There’s no other way to put this; players that put off vaccination run a greater risk of triggering outbreaks within their locker room, which could put players at risk of missing games, as they did last season.
Likewise, vaccinated players will get to return to a semblance of normalcy both while traveling and roaming around the facility while unvaccinated players will be barred from eating in the team’s cafeteria, be isolated while traveling, forced to quarantine in hotels on the road, and must mask while in the facility.
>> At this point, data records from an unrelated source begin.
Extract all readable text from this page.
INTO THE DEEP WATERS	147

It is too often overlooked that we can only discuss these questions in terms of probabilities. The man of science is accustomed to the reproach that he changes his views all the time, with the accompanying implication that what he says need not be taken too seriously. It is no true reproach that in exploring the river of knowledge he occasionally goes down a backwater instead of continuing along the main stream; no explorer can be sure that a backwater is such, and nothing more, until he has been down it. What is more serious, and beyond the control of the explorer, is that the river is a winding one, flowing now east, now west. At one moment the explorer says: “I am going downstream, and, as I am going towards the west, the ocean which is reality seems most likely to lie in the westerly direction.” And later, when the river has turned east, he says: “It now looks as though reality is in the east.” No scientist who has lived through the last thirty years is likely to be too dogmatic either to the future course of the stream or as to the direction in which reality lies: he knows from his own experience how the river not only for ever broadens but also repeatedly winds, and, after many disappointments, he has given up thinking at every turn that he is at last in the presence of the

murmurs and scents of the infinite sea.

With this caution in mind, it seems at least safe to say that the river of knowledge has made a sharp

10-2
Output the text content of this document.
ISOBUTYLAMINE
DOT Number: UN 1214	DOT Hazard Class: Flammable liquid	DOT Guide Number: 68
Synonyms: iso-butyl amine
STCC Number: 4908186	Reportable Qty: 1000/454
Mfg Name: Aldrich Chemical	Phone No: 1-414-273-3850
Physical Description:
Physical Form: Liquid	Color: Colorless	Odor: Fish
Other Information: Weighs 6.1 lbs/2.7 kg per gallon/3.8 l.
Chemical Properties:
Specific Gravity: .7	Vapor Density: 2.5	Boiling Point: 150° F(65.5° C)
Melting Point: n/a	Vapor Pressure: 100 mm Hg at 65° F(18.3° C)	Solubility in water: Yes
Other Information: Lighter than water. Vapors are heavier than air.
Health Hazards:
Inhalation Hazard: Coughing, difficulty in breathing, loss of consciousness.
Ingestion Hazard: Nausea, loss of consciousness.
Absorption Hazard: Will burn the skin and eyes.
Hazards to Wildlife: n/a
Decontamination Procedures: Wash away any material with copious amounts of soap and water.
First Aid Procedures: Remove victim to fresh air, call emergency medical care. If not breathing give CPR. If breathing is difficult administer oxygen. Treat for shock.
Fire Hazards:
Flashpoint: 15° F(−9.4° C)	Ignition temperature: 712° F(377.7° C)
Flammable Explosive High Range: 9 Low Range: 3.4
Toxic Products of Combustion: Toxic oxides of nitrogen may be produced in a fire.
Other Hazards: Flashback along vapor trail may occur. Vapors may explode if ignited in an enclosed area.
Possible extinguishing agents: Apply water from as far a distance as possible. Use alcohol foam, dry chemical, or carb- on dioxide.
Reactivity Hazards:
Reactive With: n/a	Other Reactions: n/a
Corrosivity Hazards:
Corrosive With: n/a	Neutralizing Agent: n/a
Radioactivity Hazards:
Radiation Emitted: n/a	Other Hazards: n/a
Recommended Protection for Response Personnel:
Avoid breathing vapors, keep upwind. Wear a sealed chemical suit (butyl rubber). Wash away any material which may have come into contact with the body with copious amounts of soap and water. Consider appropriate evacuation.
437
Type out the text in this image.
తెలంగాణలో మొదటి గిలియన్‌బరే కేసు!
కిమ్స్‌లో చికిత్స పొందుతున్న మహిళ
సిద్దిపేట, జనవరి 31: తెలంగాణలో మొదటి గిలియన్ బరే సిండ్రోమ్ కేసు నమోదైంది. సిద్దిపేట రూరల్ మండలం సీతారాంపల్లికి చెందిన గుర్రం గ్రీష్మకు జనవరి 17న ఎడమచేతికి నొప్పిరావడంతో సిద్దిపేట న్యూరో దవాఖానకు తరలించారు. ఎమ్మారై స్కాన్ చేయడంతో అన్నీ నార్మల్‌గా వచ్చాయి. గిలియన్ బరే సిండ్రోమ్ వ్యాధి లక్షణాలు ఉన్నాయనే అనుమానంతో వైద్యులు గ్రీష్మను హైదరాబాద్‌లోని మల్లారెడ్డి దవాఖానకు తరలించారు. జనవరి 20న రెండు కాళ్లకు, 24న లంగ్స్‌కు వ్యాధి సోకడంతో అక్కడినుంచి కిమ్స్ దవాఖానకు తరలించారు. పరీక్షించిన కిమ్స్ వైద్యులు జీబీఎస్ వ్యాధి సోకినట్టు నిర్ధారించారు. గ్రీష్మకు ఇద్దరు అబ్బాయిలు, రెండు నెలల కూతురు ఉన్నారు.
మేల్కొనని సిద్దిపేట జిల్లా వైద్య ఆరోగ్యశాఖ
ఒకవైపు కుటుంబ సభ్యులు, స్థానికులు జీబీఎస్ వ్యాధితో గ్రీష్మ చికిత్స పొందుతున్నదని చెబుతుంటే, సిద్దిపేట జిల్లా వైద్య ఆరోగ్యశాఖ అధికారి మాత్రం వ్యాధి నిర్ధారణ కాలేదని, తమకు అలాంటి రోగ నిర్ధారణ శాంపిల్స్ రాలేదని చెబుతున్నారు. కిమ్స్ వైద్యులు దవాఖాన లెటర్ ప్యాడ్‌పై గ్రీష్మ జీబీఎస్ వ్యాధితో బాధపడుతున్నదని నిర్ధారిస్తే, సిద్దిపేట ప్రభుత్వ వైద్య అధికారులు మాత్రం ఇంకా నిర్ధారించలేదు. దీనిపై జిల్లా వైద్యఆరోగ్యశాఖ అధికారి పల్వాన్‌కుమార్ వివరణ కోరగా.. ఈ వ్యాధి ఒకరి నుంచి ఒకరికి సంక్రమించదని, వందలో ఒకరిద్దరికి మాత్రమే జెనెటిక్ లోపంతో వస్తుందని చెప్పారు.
Then, there’s the possibility that teams are — and rightfully so — going to have limited tolerance for players who refuse the vaccine.
For unvaccinated players, chances are their fates will be solely tied to his performance on the field and his stature. But any general manager or coach who internally uses vaccination status to decide whether to keep player 51 or 53 on the roster is entirely within their prerogative to do so given the competitive disadvantages possibly tied to players refusing the jab.